A Câmara de Vereadores de Joinville aprovou, na noite de terça-feira (22), a autorização para que o município contrate um empréstimo externo de US$ 99 milhões — o equivalente a R$ 551 milhões na cotação atual — junto ao Banco Interamericano de Desenvolvimento (BID). Os recursos serão destinados ao programa “Educação que Transforma: Ampliação e Melhoria da Educação de Joinville”.

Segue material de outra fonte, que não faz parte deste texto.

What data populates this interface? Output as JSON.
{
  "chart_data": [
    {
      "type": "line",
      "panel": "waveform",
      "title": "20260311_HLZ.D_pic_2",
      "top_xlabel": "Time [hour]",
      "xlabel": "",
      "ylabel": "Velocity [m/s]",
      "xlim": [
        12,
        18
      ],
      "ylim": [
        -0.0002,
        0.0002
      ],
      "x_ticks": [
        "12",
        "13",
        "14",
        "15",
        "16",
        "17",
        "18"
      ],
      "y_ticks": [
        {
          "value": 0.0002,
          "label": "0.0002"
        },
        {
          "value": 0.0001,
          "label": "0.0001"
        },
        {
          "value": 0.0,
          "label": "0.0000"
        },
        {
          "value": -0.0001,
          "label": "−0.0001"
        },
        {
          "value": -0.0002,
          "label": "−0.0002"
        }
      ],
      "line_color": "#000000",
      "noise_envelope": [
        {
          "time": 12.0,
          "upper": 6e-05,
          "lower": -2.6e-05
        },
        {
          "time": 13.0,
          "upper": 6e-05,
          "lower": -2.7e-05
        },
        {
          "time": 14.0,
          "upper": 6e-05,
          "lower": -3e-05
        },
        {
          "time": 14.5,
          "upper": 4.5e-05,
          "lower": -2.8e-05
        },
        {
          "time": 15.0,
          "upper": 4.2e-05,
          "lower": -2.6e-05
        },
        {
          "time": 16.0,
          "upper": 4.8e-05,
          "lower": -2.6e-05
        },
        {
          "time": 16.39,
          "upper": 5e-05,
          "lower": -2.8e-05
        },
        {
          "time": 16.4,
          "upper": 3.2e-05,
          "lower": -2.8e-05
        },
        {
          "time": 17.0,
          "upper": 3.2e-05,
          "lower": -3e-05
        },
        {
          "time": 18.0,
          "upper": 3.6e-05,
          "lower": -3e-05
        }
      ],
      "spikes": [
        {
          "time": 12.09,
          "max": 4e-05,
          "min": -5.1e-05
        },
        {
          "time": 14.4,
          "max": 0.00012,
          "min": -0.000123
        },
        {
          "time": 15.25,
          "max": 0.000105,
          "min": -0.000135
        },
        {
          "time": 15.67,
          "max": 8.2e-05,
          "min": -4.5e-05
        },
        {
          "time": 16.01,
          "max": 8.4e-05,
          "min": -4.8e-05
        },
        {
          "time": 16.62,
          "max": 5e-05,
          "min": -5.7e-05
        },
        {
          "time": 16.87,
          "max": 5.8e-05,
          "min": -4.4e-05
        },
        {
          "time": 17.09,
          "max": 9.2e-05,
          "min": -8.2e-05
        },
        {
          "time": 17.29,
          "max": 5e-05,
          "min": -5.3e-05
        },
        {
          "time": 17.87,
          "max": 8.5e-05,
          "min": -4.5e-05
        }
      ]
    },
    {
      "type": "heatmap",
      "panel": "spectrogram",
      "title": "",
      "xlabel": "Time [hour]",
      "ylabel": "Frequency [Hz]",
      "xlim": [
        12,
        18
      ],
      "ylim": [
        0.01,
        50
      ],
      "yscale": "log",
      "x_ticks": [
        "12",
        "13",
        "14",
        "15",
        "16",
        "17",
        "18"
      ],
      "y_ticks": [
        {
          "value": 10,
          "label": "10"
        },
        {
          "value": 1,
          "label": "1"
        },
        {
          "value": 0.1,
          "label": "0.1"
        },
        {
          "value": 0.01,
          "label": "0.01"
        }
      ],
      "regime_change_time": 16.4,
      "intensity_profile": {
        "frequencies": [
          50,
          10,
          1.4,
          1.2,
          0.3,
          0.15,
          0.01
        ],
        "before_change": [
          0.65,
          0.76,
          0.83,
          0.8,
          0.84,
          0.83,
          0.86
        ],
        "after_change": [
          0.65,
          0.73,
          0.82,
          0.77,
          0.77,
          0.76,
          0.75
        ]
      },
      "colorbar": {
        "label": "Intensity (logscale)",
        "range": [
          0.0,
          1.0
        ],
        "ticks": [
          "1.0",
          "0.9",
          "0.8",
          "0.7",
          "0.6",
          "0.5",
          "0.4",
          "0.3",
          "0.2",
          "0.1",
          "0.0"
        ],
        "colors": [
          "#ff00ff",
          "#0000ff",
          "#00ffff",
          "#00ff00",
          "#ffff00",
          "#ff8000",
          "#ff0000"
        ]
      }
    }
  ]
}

O projeto tramitou em regime de urgência e foi aprovado por 17 votos favoráveis. Apenas um vereador esteve ausente da sessão. O financiamento deverá contar com garantia da União e tem como objetivo ampliar a infraestrutura da rede municipal de ensino e qualificar as práticas pedagógicas, promovendo, segundo a justificativa da proposta, “uma educação de excelência, em que todos os estudantes aprendam na idade certa”.
Apesar da aprovação com ampla maioria, o debate em plenário foi marcado por cobranças. Parlamentares alertaram para a necessidade de fiscalização rigorosa na aplicação dos recursos.

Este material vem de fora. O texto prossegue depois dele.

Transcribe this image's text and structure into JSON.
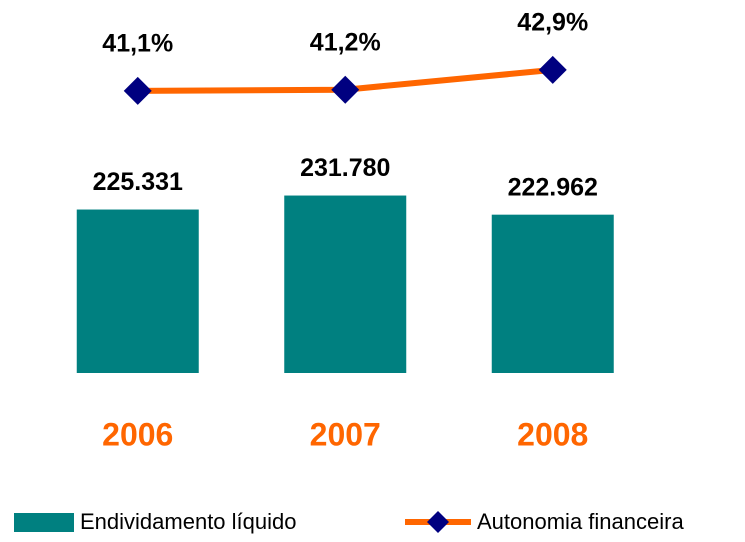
{
  "chart_data": {
    "type": "bar",
    "categories": [
      "2006",
      "2007",
      "2008"
    ],
    "category_color": "#ff6600",
    "series": [
      {
        "name": "Endividamento líquido",
        "type": "bar",
        "color": "#008080",
        "values": [
          225331,
          231780,
          222962
        ],
        "value_labels": [
          "225.331",
          "231.780",
          "222.962"
        ]
      },
      {
        "name": "Autonomia financeira",
        "type": "line",
        "axis": "y2",
        "color": "#ff6600",
        "marker_color": "#000080",
        "values": [
          41.1,
          41.2,
          42.9
        ],
        "value_labels": [
          "41,1%",
          "41,2%",
          "42,9%"
        ]
      }
    ],
    "ylim": [
      150000,
      250000
    ],
    "y2lim": [
      35,
      45
    ],
    "grid": false,
    "legend": "bottom"
  }
}
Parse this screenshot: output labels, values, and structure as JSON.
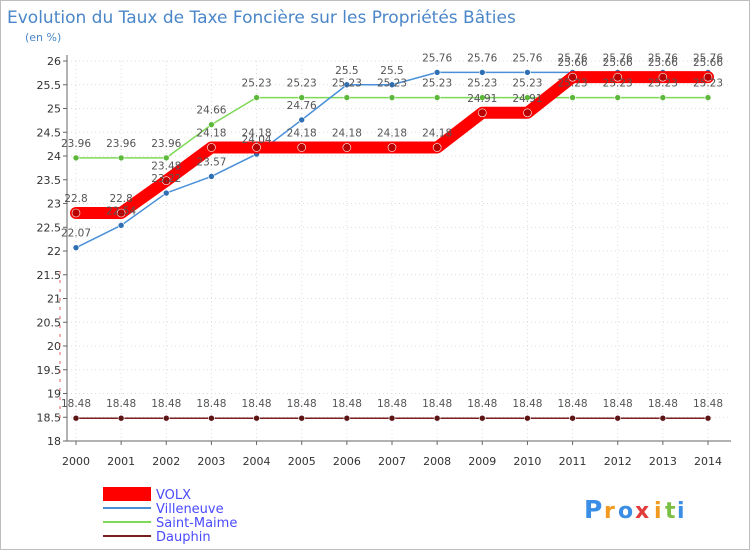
{
  "chart_data": {
    "type": "line",
    "title": "Evolution du Taux de Taxe Foncière sur les Propriétés Bâties",
    "subtitle": "(en %)",
    "xlabel": "",
    "ylabel": "",
    "ylim": [
      18,
      26
    ],
    "yticks": [
      "18",
      "18.5",
      "19",
      "19.5",
      "20",
      "20.5",
      "21",
      "21.5",
      "22",
      "22.5",
      "23",
      "23.5",
      "24",
      "24.5",
      "25",
      "25.5",
      "26"
    ],
    "categories": [
      "2000",
      "2001",
      "2002",
      "2003",
      "2004",
      "2005",
      "2006",
      "2007",
      "2008",
      "2009",
      "2010",
      "2011",
      "2012",
      "2013",
      "2014"
    ],
    "series": [
      {
        "name": "VOLX",
        "color": "#ff0000",
        "marker_color": "#b80000",
        "values": [
          22.8,
          22.8,
          23.48,
          24.18,
          24.18,
          24.18,
          24.18,
          24.18,
          24.18,
          24.91,
          24.91,
          25.66,
          25.66,
          25.66,
          25.66
        ],
        "labels": [
          "22.8",
          "22.8",
          "23.48",
          "24.18",
          "24.18",
          "24.18",
          "24.18",
          "24.18",
          "24.18",
          "24.91",
          "24.91",
          "25.66",
          "25.66",
          "25.66",
          "25.66"
        ]
      },
      {
        "name": "Villeneuve",
        "color": "#4a90d9",
        "marker_color": "#2f6fb3",
        "values": [
          22.07,
          22.54,
          23.22,
          23.57,
          24.04,
          24.76,
          25.5,
          25.5,
          25.76,
          25.76,
          25.76,
          25.76,
          25.76,
          25.76,
          25.76
        ],
        "labels": [
          "22.07",
          "22.54",
          "23.22",
          "23.57",
          "24.04",
          "24.76",
          "25.5",
          "25.5",
          "25.76",
          "25.76",
          "25.76",
          "25.76",
          "25.76",
          "25.76",
          "25.76"
        ]
      },
      {
        "name": "Saint-Maime",
        "color": "#7ed957",
        "marker_color": "#5cb83a",
        "values": [
          23.96,
          23.96,
          23.96,
          24.66,
          25.23,
          25.23,
          25.23,
          25.23,
          25.23,
          25.23,
          25.23,
          25.23,
          25.23,
          25.23,
          25.23
        ],
        "labels": [
          "23.96",
          "23.96",
          "23.96",
          "24.66",
          "25.23",
          "25.23",
          "25.23",
          "25.23",
          "25.23",
          "25.23",
          "25.23",
          "25.23",
          "25.23",
          "25.23",
          "25.23"
        ]
      },
      {
        "name": "Dauphin",
        "color": "#7a1f1f",
        "marker_color": "#5c1414",
        "values": [
          18.48,
          18.48,
          18.48,
          18.48,
          18.48,
          18.48,
          18.48,
          18.48,
          18.48,
          18.48,
          18.48,
          18.48,
          18.48,
          18.48,
          18.48
        ],
        "labels": [
          "18.48",
          "18.48",
          "18.48",
          "18.48",
          "18.48",
          "18.48",
          "18.48",
          "18.48",
          "18.48",
          "18.48",
          "18.48",
          "18.48",
          "18.48",
          "18.48",
          "18.48"
        ]
      }
    ],
    "legend": [
      {
        "name": "VOLX",
        "color": "#ff0000",
        "text_color": "#4a4aff"
      },
      {
        "name": "Villeneuve",
        "color": "#4a90d9",
        "text_color": "#4a4aff"
      },
      {
        "name": "Saint-Maime",
        "color": "#7ed957",
        "text_color": "#4a4aff"
      },
      {
        "name": "Dauphin",
        "color": "#7a1f1f",
        "text_color": "#4a4aff"
      }
    ]
  },
  "brand": {
    "letters": [
      "P",
      "r",
      "o",
      "x",
      "i",
      "t",
      "i"
    ],
    "colors": [
      "#3a8ee6",
      "#f29a1f",
      "#3a8ee6",
      "#e23b3b",
      "#f29a1f",
      "#7bc043",
      "#3a8ee6"
    ]
  }
}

O vereador Diego Machado (PSD) defendeu a proposta, destacando que o município depende de financiamentos para executar grandes obras, em razão dos altos custos de manutenção do Hospital Municipal São José. Para ele, a estadualização do hospital, como ocorreu em Balneário Camboriú, permitiria maior disponibilidade de verba para outras áreas.
Já a vereadora Vanessa da Rosa (PT) criticou o atraso em obras de Centros de Educação Infantil (CEIs) e cobrou a realização de concurso público para contratação de professores efetivos. Ela alertou que a Prefeitura não deve repassar a gestão das novas unidades à iniciativa privada e afirmou que fará uma fiscalização rigorosa da aplicação do empréstimo.
O vereador Franciel Iurko (MDB), assim como outros parlamentares, reivindicou que parte dos investimentos seja destinada à Zona Sul da cidade, em especial ao bairro Paranaguamirim, onde há carência histórica de vagas em CEIs.
Antes de ser votado em plenário, o projeto passou pelas comissões de Constituição e Justiça e de Finanças. O relator da CCJ foi o vereador Lucas Souza (Republicanos), que deu parecer favorável à legalidade da proposta. Na Comissão de Finanças, o relator foi Érico Vinicius (Novo), e a tramitação chegou a ser adiada após pedido de vistas do vereador Cleiton Profeta (PL).